A fórmula de Héctor Núñez estaria em mesclar experiência e juventude. Medalhões dos outros títulos do Uruguai na Copa América e de participações em Copas do Mundo seguiriam por lá. O goleiro Fernando Álvez e o zagueiro José Herrera compunham as lideranças na defesa. Mais à frente, apareciam heróis de outros momentos, como Sosa e Bengoechea. Mas o nome inescapável era mesmo de Francescoli, camisa 10 e capitão. O craque já se encaminhava ao final de sua carreira e havia retornado ao River Plate, onde terminaria de escrever sua lenda. Estava claro que a Copa América seria um excelente palco para se eternizar um pouco mais.

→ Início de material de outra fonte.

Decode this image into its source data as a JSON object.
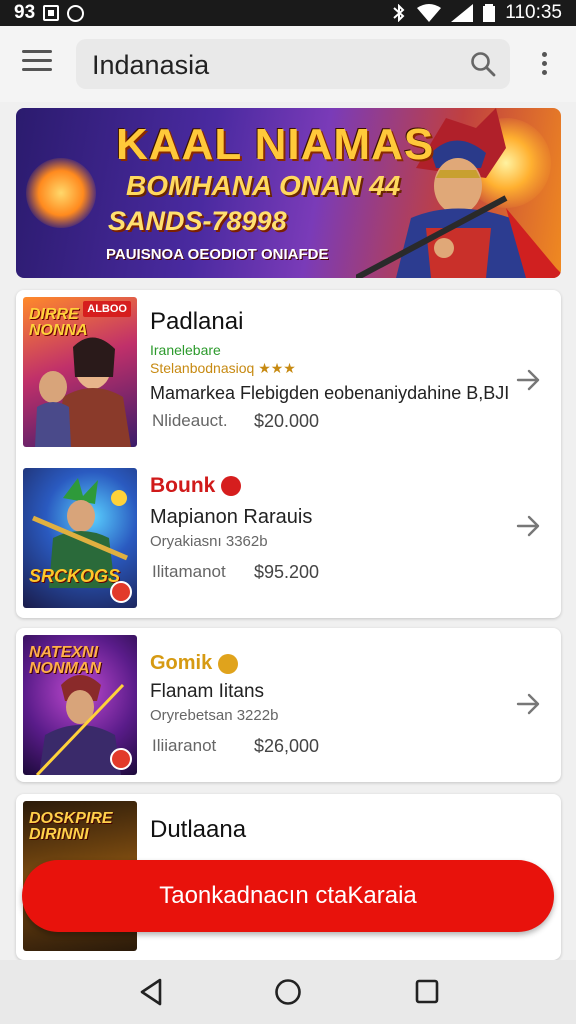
{
  "status_bar": {
    "left_text": "93",
    "time": "110:35"
  },
  "app_bar": {
    "search_query": "Indanasia"
  },
  "banner": {
    "title_line1": "KAAL NIAMAS",
    "title_line2": "BOMHANA ONAN 44",
    "title_line3": "SANDS-78998",
    "title_line4": "PAUISNOA OEODIOT ONIAFDE"
  },
  "listings": [
    {
      "thumb_label": "DIRRE NONNA",
      "thumb_badge": "ALBOO",
      "name": "Padlanai",
      "tag": "Iranelebare",
      "rating_text": "Stelanbodnasioq ★★★",
      "description": "Mamarkea Flebigden eobenaniydahine B,BJI",
      "price_label": "Nlideauct.",
      "price": "$20.000"
    },
    {
      "thumb_label": "SRCKOGS",
      "name": "Bounk",
      "description": "Mapianon Rarauis",
      "meta": "Oryakiasnı 3362b",
      "price_label": "Ilitamanot",
      "price": "$95.200"
    },
    {
      "thumb_label": "NATEXNI NONMAN",
      "name": "Gomik",
      "description": "Flanam Iitans",
      "meta": "Oryrebetsan 3222b",
      "price_label": "Iliiaranot",
      "price": "$26,000"
    },
    {
      "thumb_label": "DOSKPIRE DIRINNI",
      "name": "Dutlaana"
    }
  ],
  "cta": {
    "label": "Taonkadnacın ctaKaraia"
  },
  "colors": {
    "accent_red": "#e8120c",
    "tag_green": "#2c9a2c",
    "rating_gold": "#c78a12"
  }
}
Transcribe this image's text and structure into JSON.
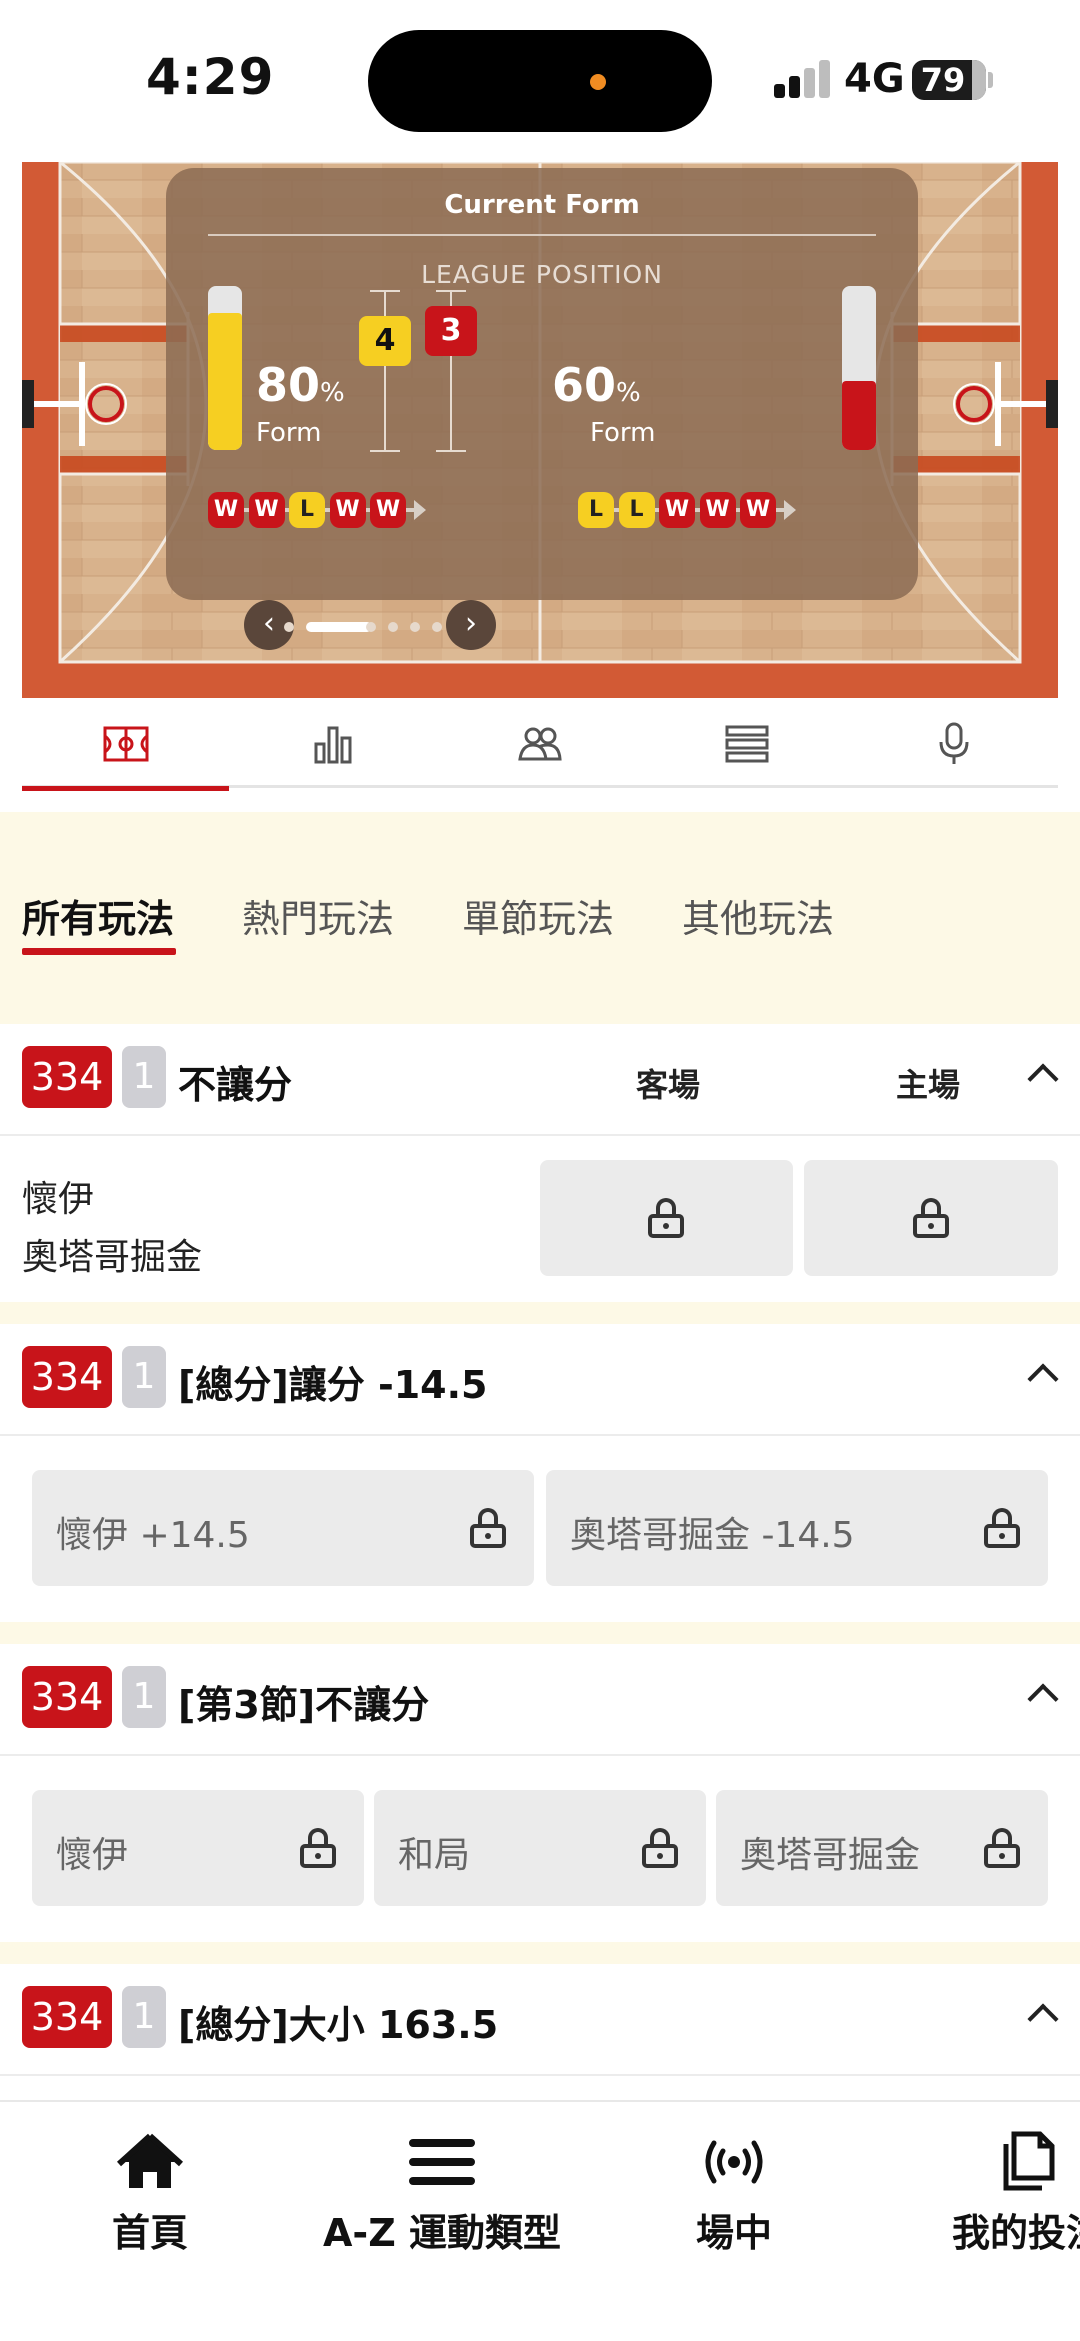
{
  "status_bar": {
    "time": "4:29",
    "network": "4G",
    "battery": "79"
  },
  "form_panel": {
    "title": "Current Form",
    "league_position_label": "LEAGUE POSITION",
    "home": {
      "form_pct": 80,
      "form_value": "80",
      "pct_sign": "%",
      "form_label": "Form",
      "position": "4",
      "results": [
        "W",
        "W",
        "L",
        "W",
        "W"
      ]
    },
    "away": {
      "form_pct": 60,
      "form_value": "60",
      "pct_sign": "%",
      "form_label": "Form",
      "position": "3",
      "results": [
        "L",
        "L",
        "W",
        "W",
        "W"
      ]
    },
    "carousel": {
      "pages": 7,
      "active": 1
    }
  },
  "icon_tabs": [
    {
      "icon": "basketball-court-icon",
      "active": true
    },
    {
      "icon": "bar-chart-icon",
      "active": false
    },
    {
      "icon": "players-icon",
      "active": false
    },
    {
      "icon": "list-icon",
      "active": false
    },
    {
      "icon": "microphone-icon",
      "active": false
    }
  ],
  "category_tabs": [
    "所有玩法",
    "熱門玩法",
    "單節玩法",
    "其他玩法"
  ],
  "markets": [
    {
      "number": "334",
      "sub": "1",
      "title": "不讓分",
      "col_away": "客場",
      "col_home": "主場",
      "teams": [
        "懷伊",
        "奧塔哥掘金"
      ]
    },
    {
      "number": "334",
      "sub": "1",
      "title": "[總分]讓分 -14.5",
      "options": [
        "懷伊 +14.5",
        "奧塔哥掘金 -14.5"
      ]
    },
    {
      "number": "334",
      "sub": "1",
      "title": "[第3節]不讓分",
      "options": [
        "懷伊",
        "和局",
        "奧塔哥掘金"
      ]
    },
    {
      "number": "334",
      "sub": "1",
      "title": "[總分]大小 163.5"
    }
  ],
  "bottom_nav": [
    {
      "label": "首頁",
      "icon": "home-icon"
    },
    {
      "label": "A-Z 運動類型",
      "icon": "menu-icon"
    },
    {
      "label": "場中",
      "icon": "live-broadcast-icon"
    },
    {
      "label": "我的投注",
      "icon": "my-bets-icon"
    }
  ],
  "colors": {
    "accent_red": "#c8141a",
    "loss_yellow": "#f6cf22",
    "cream_bg": "#fdf9e6",
    "court_wood": "#d7b08a"
  }
}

Além dos veteranos, havia também um grupo de jogadores um pouco menos tarimbados com a Celeste. Alguns deles até tinham participado das frustrações no ciclo anterior e jogavam fora do país, mas aguardavam seu grande momento pela seleção. Daniel Fonseca e Gus Poyet encabeçavam esta geração, assim como alguns nomes que despontavam nos gigantes locais, a exemplo de Marcelo Otero, Diego Dorta e Gustavo Méndez. Eles davam liga à equipe, ajudando os veteranos a resolver as partidas. Álvaro Recoba, então uma promessa que havia estreado pela seleção principal com Pichón Núñez, ficaria de fora. Assim seria com Darío Silva e Paolo Montero, outros que ascendiam, mas acabaram cortados da lista final.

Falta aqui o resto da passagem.